An ING Groep NV (INGA) unit that administers 401(k) retirement plans agreed to pay $5.8 million to settle allegations it didn’t tell clients that it would pocket market gains on trades that were delayed.
ING Life Insurance & Annuity Co., a Windsor, Connecticut- based unit of the largest Dutch financial-services company, will pay $5.25 million to about 1,400 retirement savings plans and a penalty of $524,509 to the U.S. government, according to a settlement disclosed today by the Department of Labor.
“All of us who are planning for retirement deserve to know how our savings and investments are being handled, how much is being charged in fees, and how much these transactions impact final account balances,” Acting Secretary Seth D. Harris of the Labor Department said in a statement.
The accord represents the amount ING will pay plans for net gains it retained when there were errors or delays in processing a trade or redemption from a 401(k) account.

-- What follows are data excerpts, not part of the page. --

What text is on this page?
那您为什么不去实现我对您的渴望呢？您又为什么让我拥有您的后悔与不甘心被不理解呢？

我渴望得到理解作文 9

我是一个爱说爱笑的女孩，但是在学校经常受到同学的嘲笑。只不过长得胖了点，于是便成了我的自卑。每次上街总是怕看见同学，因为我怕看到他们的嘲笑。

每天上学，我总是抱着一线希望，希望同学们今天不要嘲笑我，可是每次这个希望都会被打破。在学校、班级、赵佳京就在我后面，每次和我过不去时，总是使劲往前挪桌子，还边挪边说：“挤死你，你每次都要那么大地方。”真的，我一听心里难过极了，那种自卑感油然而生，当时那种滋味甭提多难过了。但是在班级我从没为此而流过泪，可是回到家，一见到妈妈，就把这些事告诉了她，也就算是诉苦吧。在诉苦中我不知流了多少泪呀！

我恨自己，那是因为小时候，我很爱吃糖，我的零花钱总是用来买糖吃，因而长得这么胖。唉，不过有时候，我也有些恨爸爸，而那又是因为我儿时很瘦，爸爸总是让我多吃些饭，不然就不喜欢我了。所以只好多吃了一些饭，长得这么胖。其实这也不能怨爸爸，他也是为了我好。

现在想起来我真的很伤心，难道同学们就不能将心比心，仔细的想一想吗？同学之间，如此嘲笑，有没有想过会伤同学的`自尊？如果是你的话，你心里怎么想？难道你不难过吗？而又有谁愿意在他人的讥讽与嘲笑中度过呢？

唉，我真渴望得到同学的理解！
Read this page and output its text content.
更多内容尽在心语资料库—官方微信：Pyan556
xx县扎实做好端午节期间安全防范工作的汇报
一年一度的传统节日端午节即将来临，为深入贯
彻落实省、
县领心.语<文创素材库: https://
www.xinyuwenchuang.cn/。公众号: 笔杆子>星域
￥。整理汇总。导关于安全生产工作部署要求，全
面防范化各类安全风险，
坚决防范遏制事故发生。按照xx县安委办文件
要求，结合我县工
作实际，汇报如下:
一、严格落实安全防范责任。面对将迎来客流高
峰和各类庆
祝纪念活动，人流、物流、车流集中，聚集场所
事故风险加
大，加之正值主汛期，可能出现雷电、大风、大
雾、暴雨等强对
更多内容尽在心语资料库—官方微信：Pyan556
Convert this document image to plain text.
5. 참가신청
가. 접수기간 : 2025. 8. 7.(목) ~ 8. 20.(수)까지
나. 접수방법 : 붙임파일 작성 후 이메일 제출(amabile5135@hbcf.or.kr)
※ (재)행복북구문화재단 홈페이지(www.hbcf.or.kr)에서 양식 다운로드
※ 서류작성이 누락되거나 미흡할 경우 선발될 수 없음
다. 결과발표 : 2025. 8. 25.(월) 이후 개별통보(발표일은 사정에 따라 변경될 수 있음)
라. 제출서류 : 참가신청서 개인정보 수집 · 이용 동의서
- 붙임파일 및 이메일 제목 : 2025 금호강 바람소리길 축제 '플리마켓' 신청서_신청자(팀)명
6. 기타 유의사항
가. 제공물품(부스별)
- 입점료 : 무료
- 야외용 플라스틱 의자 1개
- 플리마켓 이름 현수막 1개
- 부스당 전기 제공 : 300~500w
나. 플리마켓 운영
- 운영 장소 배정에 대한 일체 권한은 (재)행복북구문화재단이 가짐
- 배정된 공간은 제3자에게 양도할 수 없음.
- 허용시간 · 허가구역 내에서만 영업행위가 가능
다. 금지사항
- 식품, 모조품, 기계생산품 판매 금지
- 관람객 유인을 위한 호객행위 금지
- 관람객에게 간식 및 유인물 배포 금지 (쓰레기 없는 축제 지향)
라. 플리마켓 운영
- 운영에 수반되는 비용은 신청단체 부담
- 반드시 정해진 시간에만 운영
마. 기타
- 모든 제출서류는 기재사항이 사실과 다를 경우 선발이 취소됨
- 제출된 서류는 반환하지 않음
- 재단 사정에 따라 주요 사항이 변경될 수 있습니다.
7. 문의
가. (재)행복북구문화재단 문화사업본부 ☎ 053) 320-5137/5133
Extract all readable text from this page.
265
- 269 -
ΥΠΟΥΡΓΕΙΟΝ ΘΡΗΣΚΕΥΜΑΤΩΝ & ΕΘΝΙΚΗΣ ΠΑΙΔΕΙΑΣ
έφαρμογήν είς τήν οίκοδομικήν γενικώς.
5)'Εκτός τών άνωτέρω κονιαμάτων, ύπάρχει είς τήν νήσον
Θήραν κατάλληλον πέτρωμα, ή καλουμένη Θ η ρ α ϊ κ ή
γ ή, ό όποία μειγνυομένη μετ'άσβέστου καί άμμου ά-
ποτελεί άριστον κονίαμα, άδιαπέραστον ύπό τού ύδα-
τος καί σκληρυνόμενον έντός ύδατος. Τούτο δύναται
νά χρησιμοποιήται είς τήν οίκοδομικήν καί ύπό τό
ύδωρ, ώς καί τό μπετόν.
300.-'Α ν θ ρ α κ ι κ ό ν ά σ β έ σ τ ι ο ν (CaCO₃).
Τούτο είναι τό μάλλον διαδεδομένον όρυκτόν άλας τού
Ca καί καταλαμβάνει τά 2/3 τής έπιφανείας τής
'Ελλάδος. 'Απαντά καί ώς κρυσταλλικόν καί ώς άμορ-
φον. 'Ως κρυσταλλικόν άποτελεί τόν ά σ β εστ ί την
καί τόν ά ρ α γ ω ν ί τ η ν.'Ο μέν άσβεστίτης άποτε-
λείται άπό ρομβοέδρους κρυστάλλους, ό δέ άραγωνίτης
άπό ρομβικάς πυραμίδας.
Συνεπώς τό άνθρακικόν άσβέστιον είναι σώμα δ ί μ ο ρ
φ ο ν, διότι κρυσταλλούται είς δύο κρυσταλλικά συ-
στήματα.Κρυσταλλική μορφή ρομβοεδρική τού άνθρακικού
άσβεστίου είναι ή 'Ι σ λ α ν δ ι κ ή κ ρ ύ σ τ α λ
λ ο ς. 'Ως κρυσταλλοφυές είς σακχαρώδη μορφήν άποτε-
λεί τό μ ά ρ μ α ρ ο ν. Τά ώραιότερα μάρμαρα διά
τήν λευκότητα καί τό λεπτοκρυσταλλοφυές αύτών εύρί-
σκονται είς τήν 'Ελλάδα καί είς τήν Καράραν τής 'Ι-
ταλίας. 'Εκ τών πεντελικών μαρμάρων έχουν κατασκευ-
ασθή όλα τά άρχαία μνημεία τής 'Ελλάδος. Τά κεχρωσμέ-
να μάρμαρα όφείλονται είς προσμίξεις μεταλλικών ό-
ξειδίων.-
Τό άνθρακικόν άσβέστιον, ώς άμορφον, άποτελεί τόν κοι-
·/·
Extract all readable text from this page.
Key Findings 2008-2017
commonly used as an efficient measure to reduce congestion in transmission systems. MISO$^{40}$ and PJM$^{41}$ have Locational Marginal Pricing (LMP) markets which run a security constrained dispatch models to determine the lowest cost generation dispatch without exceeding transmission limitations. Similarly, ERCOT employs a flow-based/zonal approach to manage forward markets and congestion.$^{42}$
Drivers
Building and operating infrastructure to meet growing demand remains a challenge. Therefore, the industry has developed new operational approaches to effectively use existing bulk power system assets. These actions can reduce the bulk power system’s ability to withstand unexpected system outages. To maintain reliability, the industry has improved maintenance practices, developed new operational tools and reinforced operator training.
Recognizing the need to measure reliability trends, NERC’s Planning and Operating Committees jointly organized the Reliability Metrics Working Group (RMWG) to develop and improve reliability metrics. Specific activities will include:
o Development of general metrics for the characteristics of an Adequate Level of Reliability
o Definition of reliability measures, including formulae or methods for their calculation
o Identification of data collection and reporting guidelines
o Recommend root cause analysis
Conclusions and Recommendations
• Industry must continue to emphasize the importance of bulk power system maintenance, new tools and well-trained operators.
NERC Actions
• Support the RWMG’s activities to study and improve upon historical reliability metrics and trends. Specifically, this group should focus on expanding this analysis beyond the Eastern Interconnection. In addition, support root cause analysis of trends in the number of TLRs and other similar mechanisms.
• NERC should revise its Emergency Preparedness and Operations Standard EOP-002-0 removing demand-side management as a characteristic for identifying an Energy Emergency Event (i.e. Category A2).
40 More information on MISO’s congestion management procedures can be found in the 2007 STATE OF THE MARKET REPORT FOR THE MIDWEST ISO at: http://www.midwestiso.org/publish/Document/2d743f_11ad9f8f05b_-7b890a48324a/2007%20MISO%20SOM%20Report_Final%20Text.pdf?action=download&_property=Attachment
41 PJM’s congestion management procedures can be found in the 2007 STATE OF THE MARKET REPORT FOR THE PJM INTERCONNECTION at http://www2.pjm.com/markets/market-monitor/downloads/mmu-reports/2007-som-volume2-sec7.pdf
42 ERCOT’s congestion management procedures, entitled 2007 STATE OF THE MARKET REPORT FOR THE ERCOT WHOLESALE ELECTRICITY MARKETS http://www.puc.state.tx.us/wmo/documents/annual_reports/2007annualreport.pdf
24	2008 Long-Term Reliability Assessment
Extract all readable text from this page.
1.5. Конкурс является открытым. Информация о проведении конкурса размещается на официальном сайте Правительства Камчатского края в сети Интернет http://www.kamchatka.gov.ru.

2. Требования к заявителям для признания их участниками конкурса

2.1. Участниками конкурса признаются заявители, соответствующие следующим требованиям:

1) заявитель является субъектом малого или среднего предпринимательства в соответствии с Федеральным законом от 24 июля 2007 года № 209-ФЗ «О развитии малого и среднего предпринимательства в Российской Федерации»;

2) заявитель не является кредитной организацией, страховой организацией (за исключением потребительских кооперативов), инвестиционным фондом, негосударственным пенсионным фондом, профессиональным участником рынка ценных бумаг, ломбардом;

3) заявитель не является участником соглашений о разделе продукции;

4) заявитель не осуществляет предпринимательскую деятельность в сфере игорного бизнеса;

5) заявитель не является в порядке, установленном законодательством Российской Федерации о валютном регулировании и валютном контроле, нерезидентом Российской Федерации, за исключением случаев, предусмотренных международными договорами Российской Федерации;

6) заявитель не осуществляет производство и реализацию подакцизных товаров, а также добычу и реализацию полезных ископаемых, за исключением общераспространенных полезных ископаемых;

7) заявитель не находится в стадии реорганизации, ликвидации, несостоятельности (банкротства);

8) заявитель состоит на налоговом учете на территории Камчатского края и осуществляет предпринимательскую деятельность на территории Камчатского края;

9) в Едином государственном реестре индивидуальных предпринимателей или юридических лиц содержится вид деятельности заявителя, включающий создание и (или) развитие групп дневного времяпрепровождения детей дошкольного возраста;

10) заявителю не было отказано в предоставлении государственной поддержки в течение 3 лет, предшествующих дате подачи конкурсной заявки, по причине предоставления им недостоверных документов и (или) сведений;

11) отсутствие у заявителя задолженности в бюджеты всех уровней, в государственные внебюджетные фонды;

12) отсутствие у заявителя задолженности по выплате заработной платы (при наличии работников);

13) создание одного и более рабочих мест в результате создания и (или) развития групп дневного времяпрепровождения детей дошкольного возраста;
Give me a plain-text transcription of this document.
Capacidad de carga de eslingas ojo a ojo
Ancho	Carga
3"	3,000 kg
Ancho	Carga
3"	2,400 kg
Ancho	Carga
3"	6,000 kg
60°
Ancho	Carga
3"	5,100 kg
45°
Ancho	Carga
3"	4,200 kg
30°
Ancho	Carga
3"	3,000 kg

If the transaction resulted in a loss from the time of the request, ING restored funds to the account, the Labor Department said.
“Our longstanding policy has been to put customers in the position they would have been in had a processing error never occurred,” Joe Loparco, a spokesman for Amsterdam-based ING, said in an e-mail. “We are very pleased to have resolved this matter with the Department of Labor in a way that benefits our client plans and participants, and various stakeholders.”
ING must now disclose in contracts with 401(k) clients its practice of keeping gains on transactions that are incorrect or delayed, according to the settlement. Current plan clients will have 30 days to object to the policy. The company also will report at least once a year the amount of any gains it retained. The Labor Department said it began investigating ING’s practice in 2007 and the settlement involves transactions from 2008 through 2011.
The agency has been focusing on cost transparency in employer-sponsored retirement plans such as 401(k)s. It enacted rules last year requiring detailed disclosure of 401(k) expenses to workers and employers including those for investment management, custody and administration.
The department hasn’t been able to adopt a proposed rule that would have made more 401(k)-plan advisers abide by a so- called fiduciary standard, or put their clients’ best interests first, after objections to its scope by some financial-services companies. The agency withdrew its original proposal in September 2011, having considered comments on it, and has said it will re-propose the regulation this year.
Americans held about $3.5 trillion in 401(k) accounts as of Sept. 30, according to the Investment Company Institute, a Washington-based trade group representing mutual-fund firms.